Stavamo insieme da poco, ricordo, ed ero seduto sul letto accanto a lei. << Ho come la sensazione che in passato ti sia successo qualcosa… un fatto che ti abbia cambiato profondamente… >>. Eravamo intimi abbastanza da percepire un dolore nascosto sotto la voce calma. << Sì, è così >>. << Qualcosa di grave? >>. << Sì >>.
Me ne andai nel soggiorno pensando: non voglio stare qui, non voglio stare con questa donna che di giorno in giorno appare sempre più impenetrabile.
Tornai alla porta della camera. Lei stava appoggiata con il gomito sul lenzuolo, guardava nella mia direzione, quasi stesse aspettando. Disse: << Non ce la faccio a parlarne adesso >>.

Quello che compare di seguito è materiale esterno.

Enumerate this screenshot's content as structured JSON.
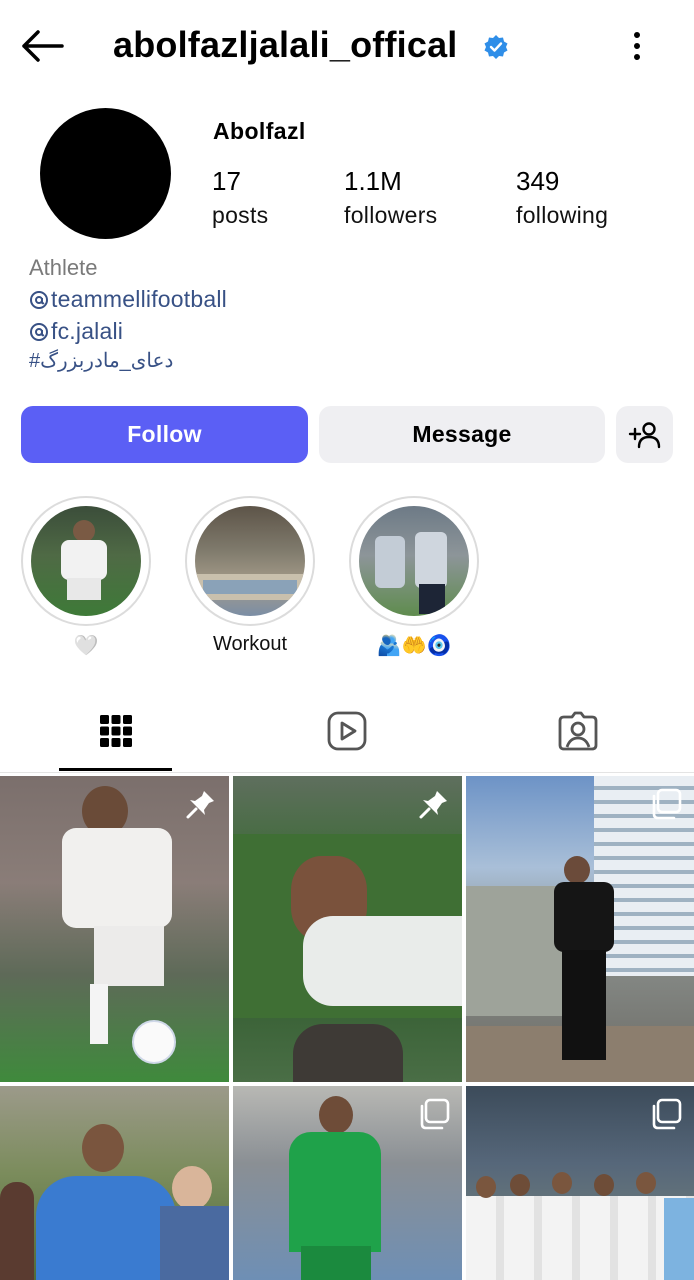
{
  "header": {
    "username": "abolfazljalali_offical",
    "verified": true,
    "back_icon": "arrow-left-icon",
    "more_icon": "vertical-ellipsis-icon"
  },
  "profile": {
    "display_name": "Abolfazl",
    "stats": [
      {
        "value": "17",
        "label": "posts"
      },
      {
        "value": "1.1M",
        "label": "followers"
      },
      {
        "value": "349",
        "label": "following"
      }
    ],
    "category": "Athlete",
    "links": [
      {
        "icon": "threads-icon",
        "text": "teammellifootball"
      },
      {
        "icon": "threads-icon",
        "text": "fc.jalali"
      }
    ],
    "hashtag": "#دعای_مادربزرگ"
  },
  "actions": {
    "follow_label": "Follow",
    "message_label": "Message",
    "add_user_icon": "add-person-icon"
  },
  "highlights": [
    {
      "label": "🤍"
    },
    {
      "label": "Workout"
    },
    {
      "label": "🫂🤲🧿"
    }
  ],
  "tabs": [
    {
      "icon": "grid-icon",
      "selected": true
    },
    {
      "icon": "reels-icon",
      "selected": false
    },
    {
      "icon": "tagged-icon",
      "selected": false
    }
  ],
  "grid": [
    {
      "badge": "pin-icon"
    },
    {
      "badge": "pin-icon"
    },
    {
      "badge": "carousel-icon"
    },
    {
      "badge": ""
    },
    {
      "badge": "carousel-icon"
    },
    {
      "badge": "carousel-icon"
    }
  ],
  "colors": {
    "accent": "#5b5ff5",
    "link": "#385185",
    "verified": "#2f8ee8",
    "secondary_button": "#efeff2"
  }
}
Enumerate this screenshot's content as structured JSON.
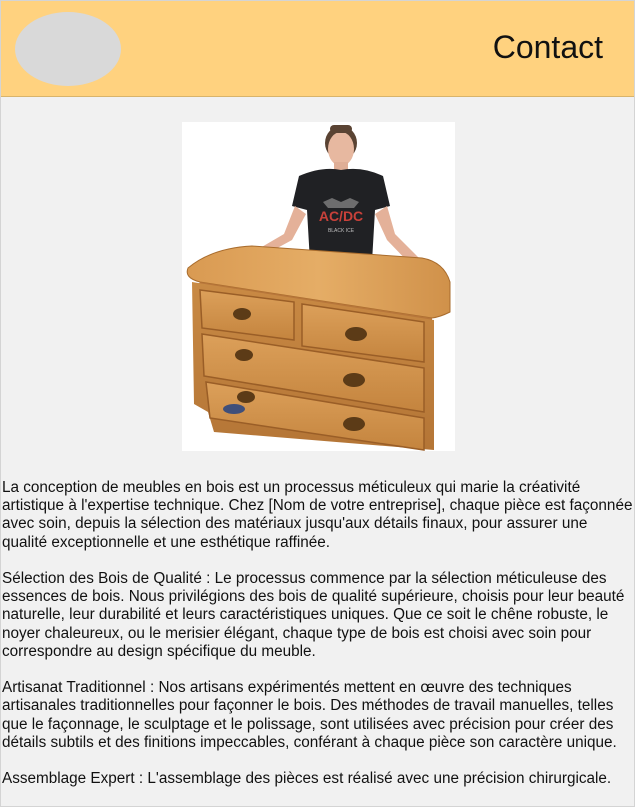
{
  "header": {
    "contact_label": "Contact"
  },
  "hero": {
    "tshirt_print": "AC/DC",
    "tshirt_sub": "BLACK ICE"
  },
  "content": {
    "intro": "La conception de meubles en bois est un processus méticuleux qui marie la créativité artistique à l'expertise technique. Chez [Nom de votre entreprise], chaque pièce est façonnée avec soin, depuis la sélection des matériaux jusqu'aux détails finaux, pour assurer une qualité exceptionnelle et une esthétique raffinée.",
    "section_wood": "Sélection des Bois de Qualité : Le processus commence par la sélection méticuleuse des essences de bois. Nous privilégions des bois de qualité supérieure, choisis pour leur beauté naturelle, leur durabilité et leurs caractéristiques uniques. Que ce soit le chêne robuste, le noyer chaleureux, ou le merisier élégant, chaque type de bois est choisi avec soin pour correspondre au design spécifique du meuble.",
    "section_craft": "Artisanat Traditionnel : Nos artisans expérimentés mettent en œuvre des techniques artisanales traditionnelles pour façonner le bois. Des méthodes de travail manuelles, telles que le façonnage, le sculptage et le polissage, sont utilisées avec précision pour créer des détails subtils et des finitions impeccables, conférant à chaque pièce son caractère unique.",
    "section_assembly": "Assemblage Expert : L'assemblage des pièces est réalisé avec une précision chirurgicale."
  }
}
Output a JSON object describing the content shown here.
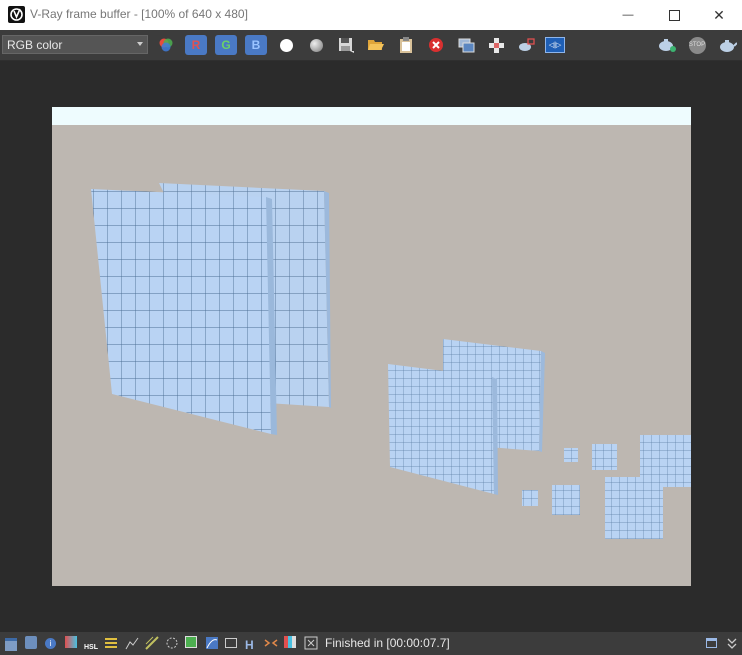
{
  "window": {
    "title": "V-Ray frame buffer - [100% of 640 x 480]",
    "minimize_glyph": "—",
    "close_glyph": "✕"
  },
  "toolbar": {
    "channel": {
      "value": "RGB color"
    },
    "r_label": "R",
    "g_label": "G",
    "b_label": "B",
    "stop_label": "STOP",
    "track_label": "◁|▷"
  },
  "status": {
    "text": "Finished in [00:00:07.7]",
    "h_label": "H",
    "hsl_label": "HSL",
    "info_label": "i"
  },
  "colors": {
    "accent": "#4a79c4",
    "background": "#bdb7b1",
    "grid_faces": "#b8d4f4"
  }
}
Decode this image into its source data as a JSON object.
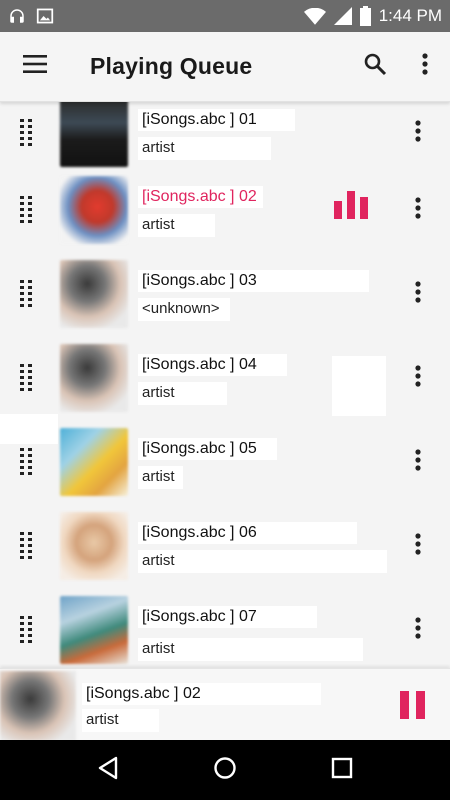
{
  "status_bar": {
    "time": "1:44 PM",
    "icons": [
      "headphones-icon",
      "image-icon",
      "wifi-icon",
      "signal-icon",
      "battery-icon"
    ]
  },
  "app_bar": {
    "title": "Playing Queue",
    "menu_icon": "hamburger-menu-icon",
    "search_icon": "search-icon",
    "more_icon": "more-vert-icon"
  },
  "queue": [
    {
      "title": "[iSongs.abc ] 01",
      "artist": "artist",
      "playing": false
    },
    {
      "title": "[iSongs.abc ] 02",
      "artist": "artist",
      "playing": true
    },
    {
      "title": "[iSongs.abc ] 03",
      "artist": "<unknown>",
      "playing": false
    },
    {
      "title": "[iSongs.abc ] 04",
      "artist": "artist",
      "playing": false
    },
    {
      "title": "[iSongs.abc ] 05",
      "artist": "artist",
      "playing": false
    },
    {
      "title": "[iSongs.abc ] 06",
      "artist": "artist",
      "playing": false
    },
    {
      "title": "[iSongs.abc ] 07",
      "artist": "artist",
      "playing": false
    }
  ],
  "mini_player": {
    "title": "[iSongs.abc ] 02",
    "artist": "artist",
    "state_icon": "pause-icon"
  },
  "nav_bar": {
    "icons": [
      "back-icon",
      "home-icon",
      "recents-icon"
    ]
  },
  "colors": {
    "accent": "#e0245e",
    "status_bar": "#6b6b6b",
    "app_bar": "#f5f5f5",
    "nav_bar": "#000000"
  }
}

<< Non mi piacciono le allusioni. Se ci sono cose che devo sapere, preferisco saperle ora >>.
<< Quando mi sentirò ti spiegherò tutto >>.
Raramente raccontava del passato se non le ponevo delle domande, cui rispondeva peraltro in modo molle e sfuggente. Ma, attraverso gli anni, a quell’episodio non accennò più.
Arrivato a conoscerla meglio, ho ricostruito un paio di ipotesi plausibili. Soprattutto mi sono convinto che doveva rappresentare una specie di chiave della sua vita. Mi aveva dato il diritto di pensare a qualunque cosa, anche la più terribile, pur di non svelarmi quel segreto. Che rimase per sempre tale.